Foto dos nossos ingressos!
Na adaptação, ocorre uma divertida metalinguagem, pois uma companhia de teatro decide adaptar o texto de 500 anos atrás, ou melhor, um dos participantes sugere, os outros se revoltam, mas decidem pregá-lo uma peça: fingir se dedicar fielmente a atuação, até que o homem que deu a ideia se tocasse de que a peça era um absurdo de machista. Logo, vamos transitando entre observar o texto quase sem modificações de Shakespeare e os insights dos atores reparando o teor misógino dos trechos da peça.
As principais modificações foram feitas no vocabulário para tornar a história mais atual. Catharina (Leticia Tomazella), a irmã indomável, demonstra a sua rebeldia através de incontáveis palavrões, que chocam a família pela falta de pudor que uma mulher não deveria ter ou demonstrar. Dentro do mesmo assunto eu achei genialíssima a modificação em relação a nacionalidade dos personagens. Na peça original, os personagens vêm de diferentes locais da Itália, já nessa percebemos através de seus sotaques personagens mineiros, gaúchos, paulistanos, entre outros. Além dos dialetos díspares, cada um possui um jeito de andar singular, gesticulações próprias...E só de pensar que os dezesseis personagens presentes são interpretados por cinco atores me dá até um arrepio porque o preparo deve ter sido extremo, a composição corporal de Tito Soffredini foi impecável!!

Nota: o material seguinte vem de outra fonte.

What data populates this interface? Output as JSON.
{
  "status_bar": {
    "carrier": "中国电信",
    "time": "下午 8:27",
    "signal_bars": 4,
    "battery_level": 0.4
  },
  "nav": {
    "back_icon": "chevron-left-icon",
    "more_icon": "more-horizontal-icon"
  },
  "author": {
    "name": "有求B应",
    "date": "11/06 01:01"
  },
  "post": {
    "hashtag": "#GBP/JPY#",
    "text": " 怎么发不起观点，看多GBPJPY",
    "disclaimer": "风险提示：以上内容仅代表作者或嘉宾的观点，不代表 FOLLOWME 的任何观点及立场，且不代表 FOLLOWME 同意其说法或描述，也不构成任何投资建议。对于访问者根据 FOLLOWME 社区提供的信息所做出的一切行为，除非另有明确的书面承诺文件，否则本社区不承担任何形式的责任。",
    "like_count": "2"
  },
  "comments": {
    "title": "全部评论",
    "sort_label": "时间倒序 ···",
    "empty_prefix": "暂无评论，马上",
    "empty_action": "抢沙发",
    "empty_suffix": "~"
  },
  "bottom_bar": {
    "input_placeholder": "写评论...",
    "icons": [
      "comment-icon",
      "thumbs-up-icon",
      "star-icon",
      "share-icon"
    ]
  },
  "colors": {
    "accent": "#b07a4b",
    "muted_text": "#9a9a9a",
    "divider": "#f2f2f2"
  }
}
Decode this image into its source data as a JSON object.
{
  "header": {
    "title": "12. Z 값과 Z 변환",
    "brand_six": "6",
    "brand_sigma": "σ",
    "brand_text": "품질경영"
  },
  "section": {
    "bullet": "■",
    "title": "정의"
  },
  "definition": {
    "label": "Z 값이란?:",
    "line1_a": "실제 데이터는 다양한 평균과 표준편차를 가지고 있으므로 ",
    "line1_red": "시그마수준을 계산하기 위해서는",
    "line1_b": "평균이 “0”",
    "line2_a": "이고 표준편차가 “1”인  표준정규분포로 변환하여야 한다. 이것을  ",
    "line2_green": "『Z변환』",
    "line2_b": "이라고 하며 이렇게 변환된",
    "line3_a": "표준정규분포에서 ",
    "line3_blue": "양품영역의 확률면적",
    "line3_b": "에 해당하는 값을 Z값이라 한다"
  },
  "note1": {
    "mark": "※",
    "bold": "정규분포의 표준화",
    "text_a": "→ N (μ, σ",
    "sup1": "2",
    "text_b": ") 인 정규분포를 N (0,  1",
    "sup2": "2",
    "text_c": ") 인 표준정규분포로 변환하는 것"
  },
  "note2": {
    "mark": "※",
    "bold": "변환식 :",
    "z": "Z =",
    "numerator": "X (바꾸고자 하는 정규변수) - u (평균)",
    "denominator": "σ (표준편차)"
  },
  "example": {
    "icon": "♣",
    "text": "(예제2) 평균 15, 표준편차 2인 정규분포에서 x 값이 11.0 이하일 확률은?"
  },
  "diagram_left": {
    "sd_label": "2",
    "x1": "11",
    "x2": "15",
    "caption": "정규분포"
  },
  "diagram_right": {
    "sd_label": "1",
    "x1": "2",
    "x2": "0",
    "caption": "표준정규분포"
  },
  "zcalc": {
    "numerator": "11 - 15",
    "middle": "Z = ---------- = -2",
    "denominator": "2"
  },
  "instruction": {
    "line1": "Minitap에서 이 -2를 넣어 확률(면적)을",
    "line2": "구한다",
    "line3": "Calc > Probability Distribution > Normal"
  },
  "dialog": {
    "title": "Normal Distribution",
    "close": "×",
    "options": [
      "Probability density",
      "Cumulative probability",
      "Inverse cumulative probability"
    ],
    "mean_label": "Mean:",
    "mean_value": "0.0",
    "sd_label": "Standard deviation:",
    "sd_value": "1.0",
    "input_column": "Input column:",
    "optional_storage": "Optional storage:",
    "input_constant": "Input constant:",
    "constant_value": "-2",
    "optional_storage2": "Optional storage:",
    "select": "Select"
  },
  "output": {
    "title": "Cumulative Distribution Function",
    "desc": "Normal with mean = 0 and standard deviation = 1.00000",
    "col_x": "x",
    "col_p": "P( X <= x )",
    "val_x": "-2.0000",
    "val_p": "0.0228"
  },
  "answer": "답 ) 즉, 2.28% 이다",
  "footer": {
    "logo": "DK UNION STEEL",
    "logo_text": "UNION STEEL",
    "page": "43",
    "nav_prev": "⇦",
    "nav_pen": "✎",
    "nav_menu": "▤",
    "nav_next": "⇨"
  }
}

Além disso, a personalidade dos personagens fica bem aparente pela maquiagem, sentando perto ou longe do palco é possível observar as expressões faciais dos atores, me lembrou até um pouco as máscaras gregas que eram utilizadas nas primeiras formas de teatro da Grécia Antiga, mesmo que de proporção extremamente menor. O figurino é característico do contexto da peça original e mais: tem caráter monocromático, utilizando-se da psicologia das cores para representar os principais sentimentos de cada personagem. Por exemplo, Petruchio (Leonardo Miggiorin) tem suas roupas compostas por roxo, significando poder e determinação, já Bianca (Lisandra Cortez), a irmã mais desejada tem, lógico, a cor do amor, vermelho. Foi tudo tão bem pensado que todo mundo precisa ver, sério!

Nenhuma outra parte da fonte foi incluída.